Exclusive and personalised Nectar point offers go straight to the individual collector’s phone so they can enjoy relevant offers and see their points clock up while they shop. Participants have to ‘opt-in’ to each offer on their phone before buying the items but this can be done in store while shopping.

“Smartphones are becoming the remote control of life, and they will undoubtedly be an important channel for personalised marketing,” says Buckingham.

Mr Carter bought a tent in March, so come June he might welcome a personalised email promoting camping stoves. Mrs Taylor in Stoke buys shoes four times a year so will probably jump on the new summer range of sandals. These types of consumer behaviour patterns can be plugged into CRM systems to help retailers send out the most relevant, personalised offers to their customers. The grocers mastered targeted offers, but now all retailers need to play the personalisation game.

Thanks to the data insights made possible by loyalty schemes and multichannel retailing, most can now segment groups of customers – campers, pet owners, DIY-ers – and set up marketing communications that will deliver far higher response rates than traditional mass market communications. “You’re likely to get double-digit conversion rates, so a far greater return on investment,” says David Buckingham, UK general manager of LMG - the data analytics arm of the Nectar scheme. “You can monitor the results and improve the targeted marketing over time.”

Retailers today are seizing on their customer data to design and communicate relevant offers, agrees Ralph Percival, ecommerce director at Blacks Leisure Group. Blacks is installing an analytics and segmentation system, supplied by software provider Blue Bridge, which will sit on top of its existing data warehouse, and work alongside the CRM system to make personalised offers a regular part of the business’ contact with customers. “We’ve operated a loyalty scheme for some time, have a big email database, and have emailed out marketing communications in the past, but any targeting has been quite limited,” says Percival. “Now our efforts at personalising offers can be fully systems-driven. Personalised marketing communication becomes automated and will therefore become much more cost-effective.”
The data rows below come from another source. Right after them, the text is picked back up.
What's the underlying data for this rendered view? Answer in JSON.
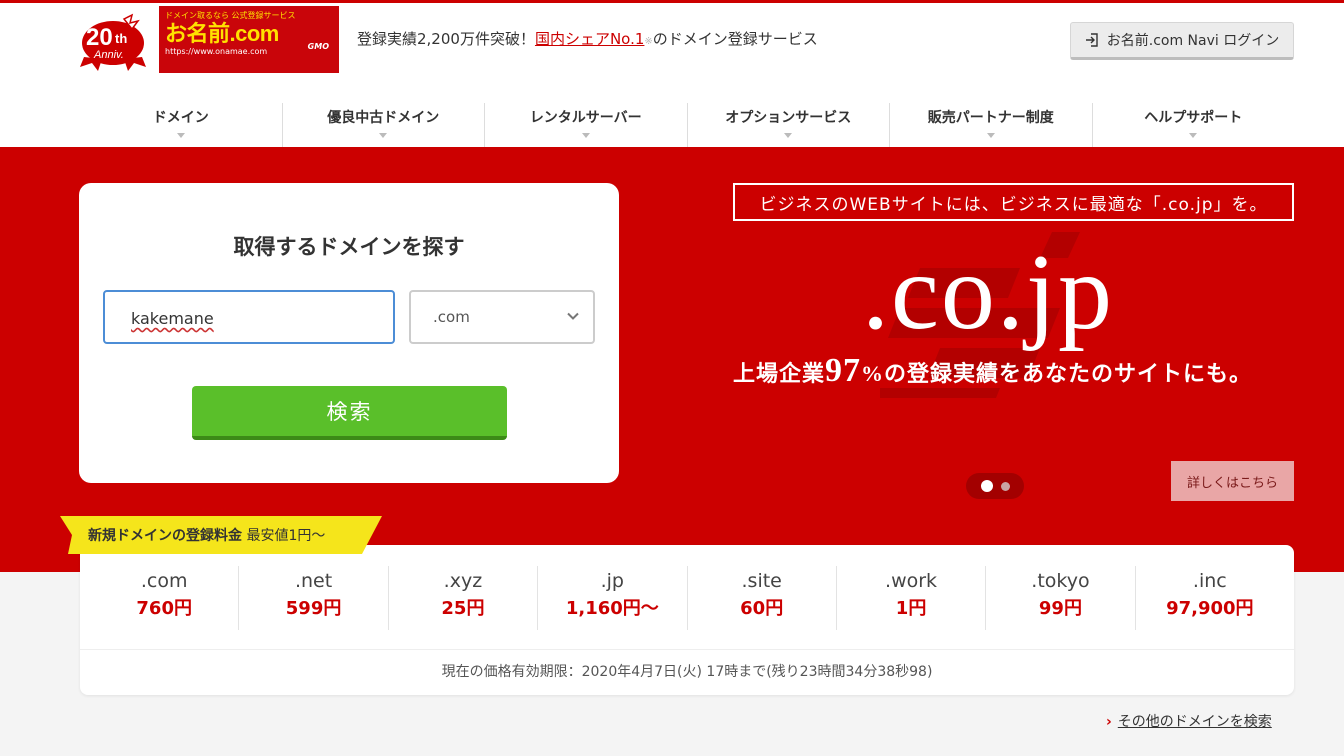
{
  "header": {
    "anniv_badge": "20th Anniv.",
    "logo": {
      "top_text": "ドメイン取るなら 公式登録サービス",
      "name": "お名前.com",
      "url": "https://www.onamae.com",
      "gmo": "GMO"
    },
    "tagline_prefix": "登録実績2,200万件突破！",
    "tagline_link": "国内シェアNo.1",
    "tagline_mark": "※",
    "tagline_suffix": "のドメイン登録サービス",
    "login_label": "お名前.com Navi ログイン"
  },
  "nav": {
    "items": [
      {
        "label": "ドメイン"
      },
      {
        "label": "優良中古ドメイン"
      },
      {
        "label": "レンタルサーバー"
      },
      {
        "label": "オプションサービス"
      },
      {
        "label": "販売パートナー制度"
      },
      {
        "label": "ヘルプサポート"
      }
    ]
  },
  "search": {
    "title": "取得するドメインを探す",
    "input_value": "kakemane",
    "tld_selected": ".com",
    "button_label": "検索"
  },
  "promo": {
    "banner": "ビジネスのWEBサイトには、ビジネスに最適な「.co.jp」を。",
    "headline": ".co.jp",
    "sub_prefix": "上場企業",
    "sub_number": "97",
    "sub_suffix": "%の登録実績をあなたのサイトにも。",
    "detail_label": "詳しくはこちら",
    "slide_count": 2,
    "active_slide": 1
  },
  "pricing": {
    "tag_bold": "新規ドメインの登録料金",
    "tag_rest": "最安値1円〜",
    "items": [
      {
        "tld": ".com",
        "price": "760円"
      },
      {
        "tld": ".net",
        "price": "599円"
      },
      {
        "tld": ".xyz",
        "price": "25円"
      },
      {
        "tld": ".jp",
        "price": "1,160円〜"
      },
      {
        "tld": ".site",
        "price": "60円"
      },
      {
        "tld": ".work",
        "price": "1円"
      },
      {
        "tld": ".tokyo",
        "price": "99円"
      },
      {
        "tld": ".inc",
        "price": "97,900円"
      }
    ],
    "expiry": "現在の価格有効期限：2020年4月7日(火) 17時まで(残り23時間34分38秒98)"
  },
  "footer_link": "その他のドメインを検索",
  "colors": {
    "brand_red": "#cc0000",
    "search_green": "#5abf2a",
    "tag_yellow": "#f5e51b",
    "input_blue": "#4c8dd6"
  }
}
Blue Bridge managing director Katie Latham adds that segmenting different groups – by their stated interests, shopping regularity and purchase history – not only drives sales conversions, but also generates customer loyalty.

The way forward

A substantial investment is required in people skills and IT to take this personalised approach but Percival’s view is that few retailers can afford not to. “You need to have an end-to-end process in place to successfully execute this kind of CRM, so it’s no good just using your data to segment customer groups.” Factors to consider include what season it is, what products are in stock and what the merchandising department wants to push this week. The results are then monitored each week and any necessary changes made.

It’s a complicated process, but success stories abound. In February this year, Barratts increased its email conversion rates having targeted emails at individual consumers. It now emails offers to customers with birthdays approaching and also contacts people who abandon their baskets, tempting them back. Sales generated by email have grown to 10% of total ecommerce turnover, up from 4% the year before.

Meanwhile, the likes of Amazon and Asos boost their conversion rates with recommendation engines personalising the customer’s experience from the moment they enter the site. This is a cost-effective way to personalise without a loyalty scheme. Homewares retailer Lakeland is using data on purchase and browsing history to place targeted products on the home page when customers return to the site.

If a visitor is a first-time shopper with no purchase history, the retailer can still make recommendations, says Darren Vengroff, vice-president of product at ecommerce provider RichRelevance. It can use information such as customer searches, products viewed, and the behaviour of similar shoppers.

As retailers compete fiercely for customers, those who respond quickest to developments in personalisation will be the winners. There is only one direction that this type of marketing will go in, and that will be ever more detailed.